Stat tests when you don’t know what the distribution is- Permutation/Randomization Tests
Let’s first start with the use of Statistical tests with the help of an example-
A company called ‘pineapple’ wants to know whether there is an increase in sale if they give out a 10% discount on their app compared to the control group which is not given out any discount in the next three weeks, its necessary to account for a time duration because there might be users who are very active and otherwise.
In the above case, there are two conditions
- Giving out a 10% discount
- No discounts
Our null hypothesis is always the one in which we consider the status quo that is there are is no difference between the two conditions.
Ho: μ 1= μ2
Whereas the alternative would be
Ha: μ1 ≠ μ2
Stat test like T-tests, Z-tests assume the distribution of the data collected through the experiment to be normal and proceed on that to reject the null hypothesis or fail to reject the null hypothesis based on statistical significance but this is not always the case. That is where the Permutation/Randomization test comes in.

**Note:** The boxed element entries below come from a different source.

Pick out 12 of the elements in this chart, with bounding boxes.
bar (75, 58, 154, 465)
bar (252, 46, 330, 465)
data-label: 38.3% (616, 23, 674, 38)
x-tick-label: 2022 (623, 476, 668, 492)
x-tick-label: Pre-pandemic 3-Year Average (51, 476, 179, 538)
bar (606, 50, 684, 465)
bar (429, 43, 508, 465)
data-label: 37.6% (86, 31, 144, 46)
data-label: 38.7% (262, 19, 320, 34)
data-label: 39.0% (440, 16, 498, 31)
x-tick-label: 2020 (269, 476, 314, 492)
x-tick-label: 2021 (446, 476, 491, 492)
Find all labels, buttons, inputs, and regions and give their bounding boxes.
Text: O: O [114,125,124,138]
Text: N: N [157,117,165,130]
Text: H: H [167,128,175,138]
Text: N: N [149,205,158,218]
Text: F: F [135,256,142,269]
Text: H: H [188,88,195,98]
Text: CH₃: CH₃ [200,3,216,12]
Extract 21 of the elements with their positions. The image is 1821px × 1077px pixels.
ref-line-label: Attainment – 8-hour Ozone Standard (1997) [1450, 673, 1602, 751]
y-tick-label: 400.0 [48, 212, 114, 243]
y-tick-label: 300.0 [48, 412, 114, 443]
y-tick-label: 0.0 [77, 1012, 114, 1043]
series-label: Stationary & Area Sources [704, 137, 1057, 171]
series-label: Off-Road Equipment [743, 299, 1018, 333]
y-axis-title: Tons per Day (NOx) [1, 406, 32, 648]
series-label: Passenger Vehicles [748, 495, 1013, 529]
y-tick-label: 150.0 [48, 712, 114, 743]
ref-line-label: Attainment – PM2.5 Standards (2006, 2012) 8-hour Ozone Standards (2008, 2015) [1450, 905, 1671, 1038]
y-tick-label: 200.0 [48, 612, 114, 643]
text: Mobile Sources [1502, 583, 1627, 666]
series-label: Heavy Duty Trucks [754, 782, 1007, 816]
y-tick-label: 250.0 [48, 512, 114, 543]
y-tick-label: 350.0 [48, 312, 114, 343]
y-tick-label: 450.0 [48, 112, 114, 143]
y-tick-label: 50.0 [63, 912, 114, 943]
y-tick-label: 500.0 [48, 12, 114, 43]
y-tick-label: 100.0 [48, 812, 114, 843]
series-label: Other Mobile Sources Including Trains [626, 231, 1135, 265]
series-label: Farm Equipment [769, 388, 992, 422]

The motivation is that if the null hypothesis is true then any random arrangements of the data in the two groups would have the same pattern. That is if the samples for the two conditions are drawn from the same population then a shuffle and rearrangement of them would still give the same distribution in both conditions. For the example mentioned above if the mean sale in the discount group is $53 and the control group is $48 then the absolute difference of approx $53–$48=$5 is observed. But to know whether it is statistically significant we would do the shuffling and rearranging and observe the probability of getting the mean difference of $5 or higher and accordingly reject our null hypothesis or otherwise.
With n1 observations in condition 1 and n2 observations in condition 2, they can be shuffled together and rearranged by choosing n1/n2 out of n1+n2 to put in one condition. Then the rearranged values are averaged in both conditions and the p-value is compared to the significance. The motivation is if the null hypothesis is true then repeated random rearrangements of the values into two groups would not produce a statistically significant difference between the means.
In the permutation test, all kind of rearrangements is carried out that is
Number of permutations=n1+n2 choose n1= n1+n2 choose n2
which is computationally expensive therefore the randomization test is preferred where resampling and test statistic is repeated in the order of 1000–10000. After which the usual steps such as p-value comparison is carried out.
Permutation/Randomization tests are free from the assumption of Normalization which makes them a lot more robust compared to more common test statistics.